Mari Suppert, Joy-Samuel Schmed, Mostafa Othman und Niko Kefealas sind auf Einladung der Domfreunde, der Initiative „Starke Pflege Münster“ und der Palliativstation im Herz-Jesu-Krankenhaus in das bischöfliche Berufskolleg gekommen. Die Einrichtungen verbindet das Gemeinschaftsprojekt „Starke Pflege – Starke Typen“ aus dem vergangenen Jahr, das zusammen mit Norbert Nientiedt verwirklicht wurde: Der frühere Lehrer und Schulseelsorger, der 40 Jahre lang an der Hildegardisschule tätig war, hat für das Buch „Menschen pflegen, das ist meins!“ Personen aus Pflegeberufen zu Wort kommen lassen.
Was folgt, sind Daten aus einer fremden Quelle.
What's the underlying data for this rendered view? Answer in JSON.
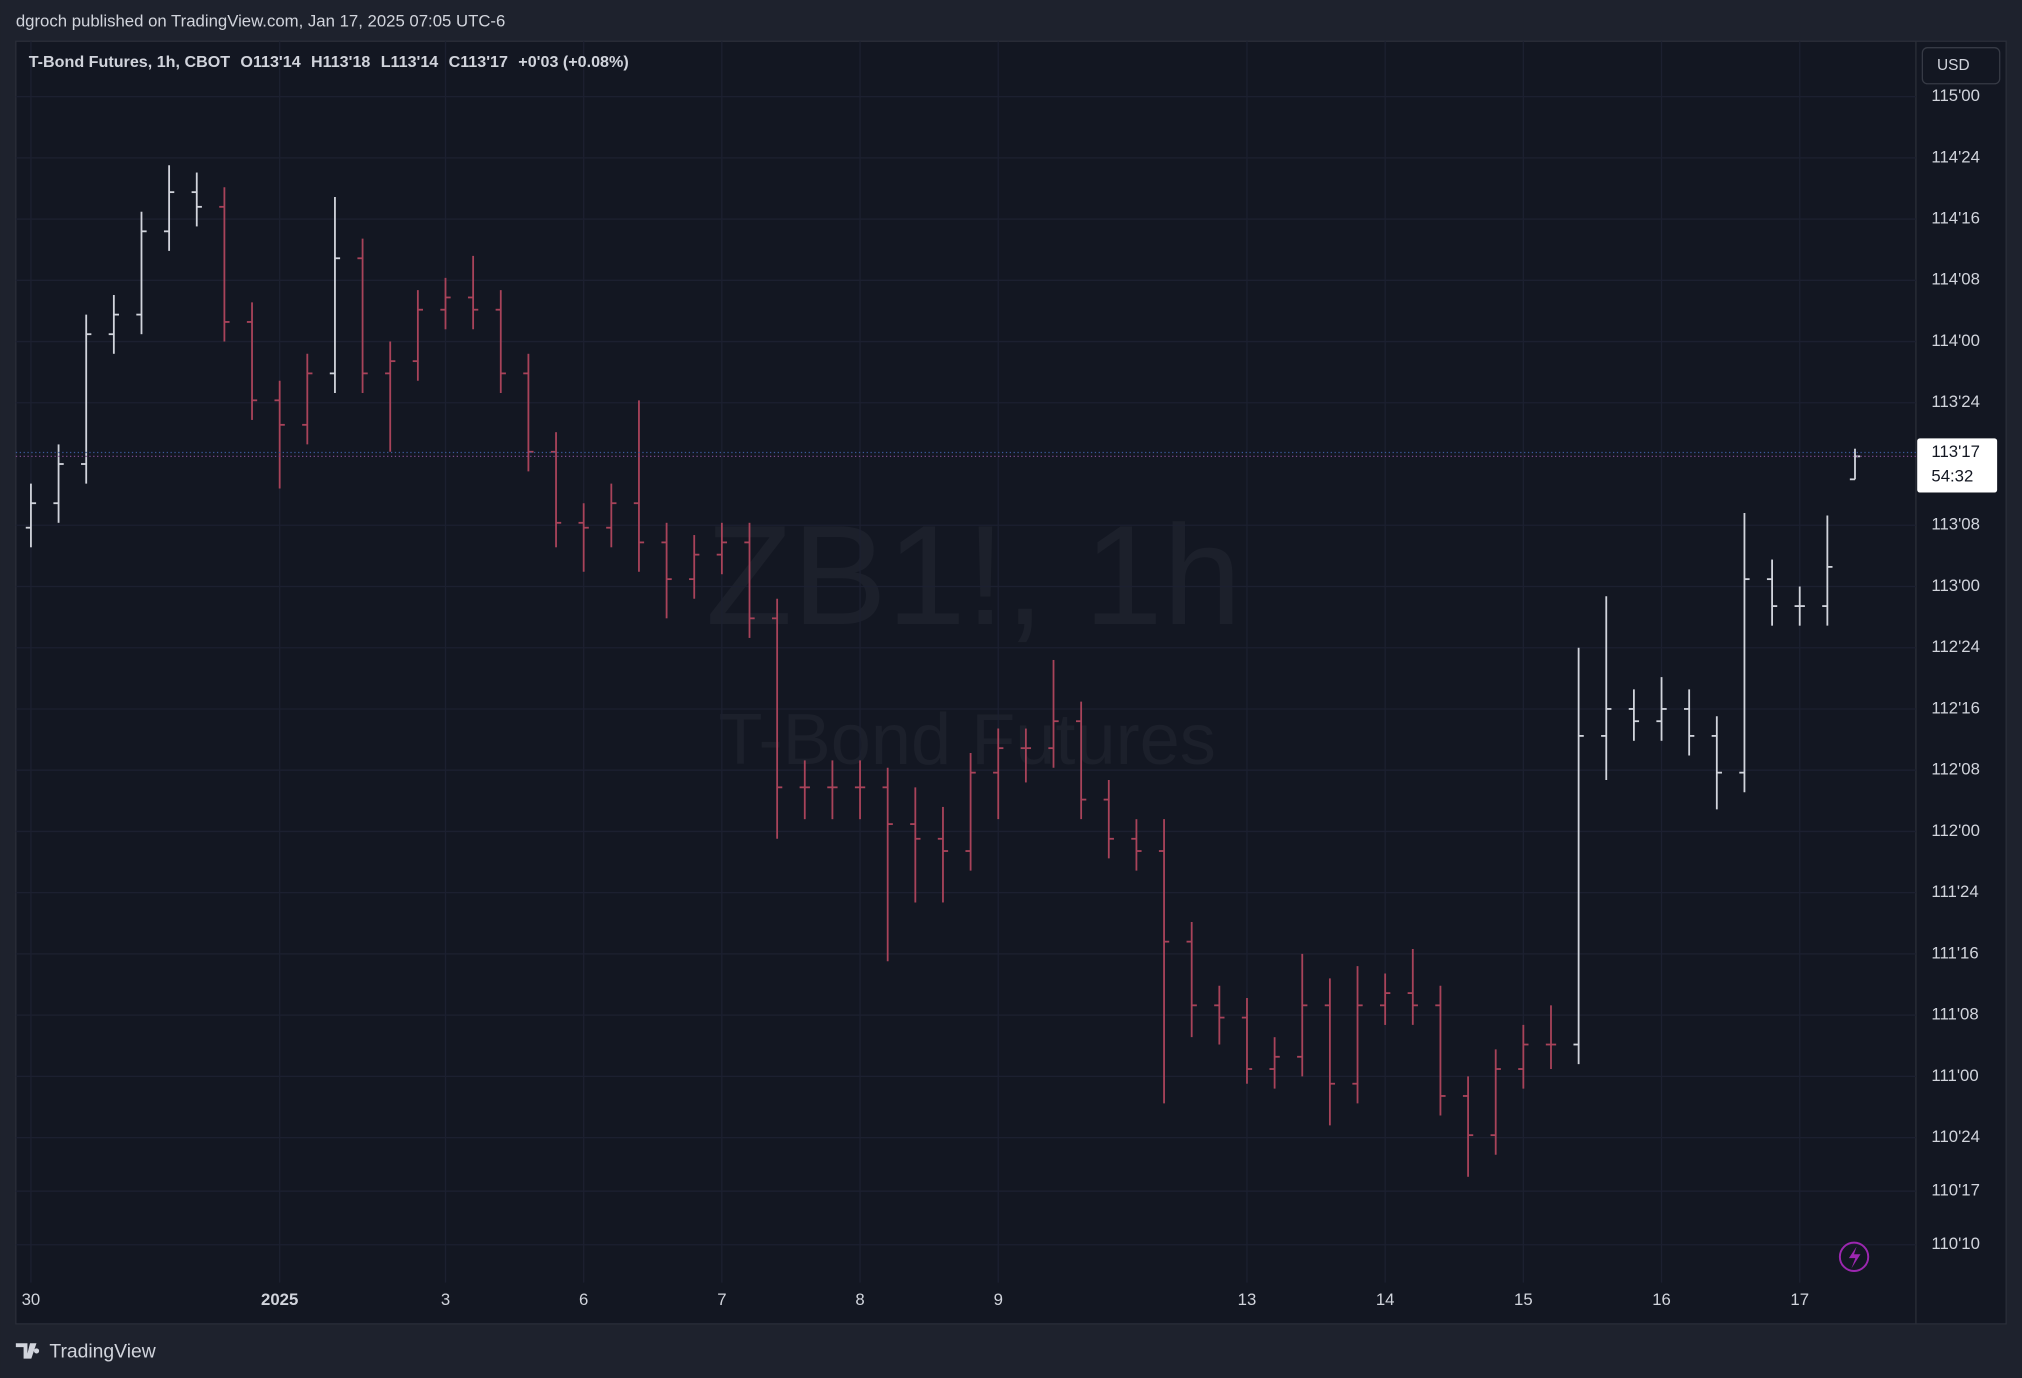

Werbung gegen den Pflegenotstand

„Wir sprechen viel zu oft über Menschen in der Pflege, viel zu selten lassen wir sie aber selbst zu Wort kommen“, kritisiert er. Dem Autor ist es ein Herzensanliegen, junge Pflegekräfte mit Schülerinnen und Schülern zusammenzubringen. „Von einem solchen Austausch wie hier in der Hildegardisschule können sie mehr mitnehmen als von zehn TV-Talkshows zu dem Thema“, ist Nientiedt überzeugt.

Auch Schulleiter Peter Garmann ist es wichtig, für den Pflegeberuf zu werben. „Als katholische Schule nehmen wir gesamtgesellschaftlichen Aufgaben ernst und möchten dem Pflegenotstand entgegenwirken, indem wir junge Menschen an den Pflegeberuf heranführen und sie dafür begeistern“, sagt er.

Junge Pflegekräfte berichten aus dem Alltag

Joy-Samuel Schmed arbeitet in der „Jungen Pflege“ der Alexianer mit pflegebedürftigen Menschen zwischen 18 und 30 Jahren. Der Pflegemangel sei an vielen Stellen spürbar und sorge mitunter auch für mehr Arbeit, „aber ich bekomme jeden Tag so viel zurück – sei es ein Lächeln, ein Lob oder ein Danke dafür, dass ich da bin – das ist meine große Motivation“, schildert der 30-Jährige den Jugendlichen.

16 Patientinnen und Patienten besucht Niko Kefealas, der in der ambulanten Pflege im Klarastift arbeitet, täglich. Nach einer Ausbildung im kaufmännischen Bereich sei ihm beim anschließenden Freiwilligen Sozialen Jahr im Klarastift seine Berufung deutlich geworden: „Ich arbeite total gerne mit Menschen. Die Arbeit und der Kontakt erfüllt mich sehr“, berichtete der 26-Jährige.

Der Pflege verschrieben

Und auch Mostafa Othman erzählte seine Geschichte: Der gebürtige Syrer musste aus seinem Heimatland, in dem Menschen, die in der Pflege arbeiten, kein hohes Ansehen genießen, fliehen. Auf seiner Flucht über die Türkei nach Griechenland machte er schlimme Erfahrungen, schaffte aber – in Deutschland angekommen – dank Fleiß und einem großen Willen den erweiterten Hauptschulabschluss. Heute hat er sich der Pflege verschrieben: „Besonders mit schwer traumatisierten und depressiven Menschen arbeite ich gerne, weil sie mich an Syrien erinnern“, sagt der Auszubildende in Nientiedts Buch. Nachdem er in der Psychiatrie im Alexianer-Campus gearbeitet hat, ist Mostafa Othman heute auf einer onkologischen Station im Clemenshospital.

In der Pflege tätig zu sein, das können sich Paulina und Lena durchaus vorstellen – und sind dankbar für die intensiven Einblicke durch die jungen Pflegekräfte. „Ich habe mir die ambulante Pflege zum Beispiel ganz anders vorgestellt“, hat die 17-jährige Schülerin einiges Neues gelernt. „Es ist wichtig, dass weiter über das Thema gesprochen wird, damit das Image besser wird und junge Menschen den Beruf gerne lernen“, ist die 17-jährige Paulina überzeugt.